Abstract

Previous attempts to model some aspects of physician behaviour include those of Evans, Sloan and Feldman and Wolfson. It is suggested that the introduction of knowledge as a distinct element in a microeconomic model of physician behaviour is preferable to the inclusion of a variable called ‘discretionary influence’ or ‘quality of care’ in the physician's utility function. This is because the properties of functions containing either of these variables appear to be indeterminate. By comparison the properties of the knowledge constraints can be specified with some confidence.
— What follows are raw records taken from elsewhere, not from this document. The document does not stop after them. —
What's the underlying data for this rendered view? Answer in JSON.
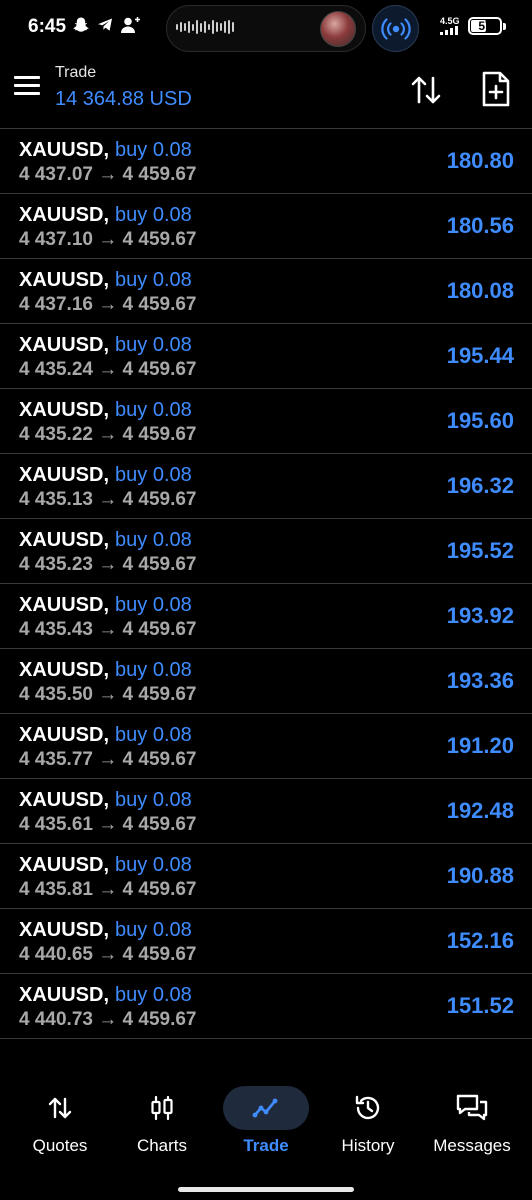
{
  "status_bar": {
    "time": "6:45",
    "network": "4.5G",
    "battery": "57",
    "battery_level": 0.57
  },
  "header": {
    "title": "Trade",
    "balance": "14 364.88 USD"
  },
  "colors": {
    "accent": "#3f8cff",
    "background": "#000000",
    "divider": "#3a3a3a",
    "secondary_text": "#a8a8a8"
  },
  "trades": [
    {
      "symbol": "XAUUSD",
      "type": "buy 0.08",
      "open_price": "4 437.07",
      "current_price": "4 459.67",
      "profit": "180.80"
    },
    {
      "symbol": "XAUUSD",
      "type": "buy 0.08",
      "open_price": "4 437.10",
      "current_price": "4 459.67",
      "profit": "180.56"
    },
    {
      "symbol": "XAUUSD",
      "type": "buy 0.08",
      "open_price": "4 437.16",
      "current_price": "4 459.67",
      "profit": "180.08"
    },
    {
      "symbol": "XAUUSD",
      "type": "buy 0.08",
      "open_price": "4 435.24",
      "current_price": "4 459.67",
      "profit": "195.44"
    },
    {
      "symbol": "XAUUSD",
      "type": "buy 0.08",
      "open_price": "4 435.22",
      "current_price": "4 459.67",
      "profit": "195.60"
    },
    {
      "symbol": "XAUUSD",
      "type": "buy 0.08",
      "open_price": "4 435.13",
      "current_price": "4 459.67",
      "profit": "196.32"
    },
    {
      "symbol": "XAUUSD",
      "type": "buy 0.08",
      "open_price": "4 435.23",
      "current_price": "4 459.67",
      "profit": "195.52"
    },
    {
      "symbol": "XAUUSD",
      "type": "buy 0.08",
      "open_price": "4 435.43",
      "current_price": "4 459.67",
      "profit": "193.92"
    },
    {
      "symbol": "XAUUSD",
      "type": "buy 0.08",
      "open_price": "4 435.50",
      "current_price": "4 459.67",
      "profit": "193.36"
    },
    {
      "symbol": "XAUUSD",
      "type": "buy 0.08",
      "open_price": "4 435.77",
      "current_price": "4 459.67",
      "profit": "191.20"
    },
    {
      "symbol": "XAUUSD",
      "type": "buy 0.08",
      "open_price": "4 435.61",
      "current_price": "4 459.67",
      "profit": "192.48"
    },
    {
      "symbol": "XAUUSD",
      "type": "buy 0.08",
      "open_price": "4 435.81",
      "current_price": "4 459.67",
      "profit": "190.88"
    },
    {
      "symbol": "XAUUSD",
      "type": "buy 0.08",
      "open_price": "4 440.65",
      "current_price": "4 459.67",
      "profit": "152.16"
    },
    {
      "symbol": "XAUUSD",
      "type": "buy 0.08",
      "open_price": "4 440.73",
      "current_price": "4 459.67",
      "profit": "151.52"
    }
  ],
  "nav": [
    {
      "label": "Quotes",
      "icon": "quotes-icon",
      "active": false
    },
    {
      "label": "Charts",
      "icon": "charts-icon",
      "active": false
    },
    {
      "label": "Trade",
      "icon": "trade-icon",
      "active": true
    },
    {
      "label": "History",
      "icon": "history-icon",
      "active": false
    },
    {
      "label": "Messages",
      "icon": "messages-icon",
      "active": false
    }
  ]
}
The factors affecting a physician's demand for treatment on behalf of patients are identified as (1) the physician's objective function, (2) his knowledge and (3) the availability of medical resources. Furthermore, the knowledge element can be sub-divided into two parts: the set of prior probabilities and the set of likelihood functions. The former may be identified with the physician's local knowledge, whereas the latter may be associated with the physician's medical training. A significant fraction of the growing demand for hospital care has been attributed to changes in medical technology. During the late fifties and afterwards ‘more cases became treatable’ and physicians, it is argued, cannot resist the ‘technological imperative’. The paper shows that the model may be used to generate testable hypothesis regarding the adoption by physicians of both process and product innovations. The discussion of the physician's medical knowledge is fundamental to the inducement mechanism. The policy instruments available to achieve an optimal diffusion of innovations are reviewed.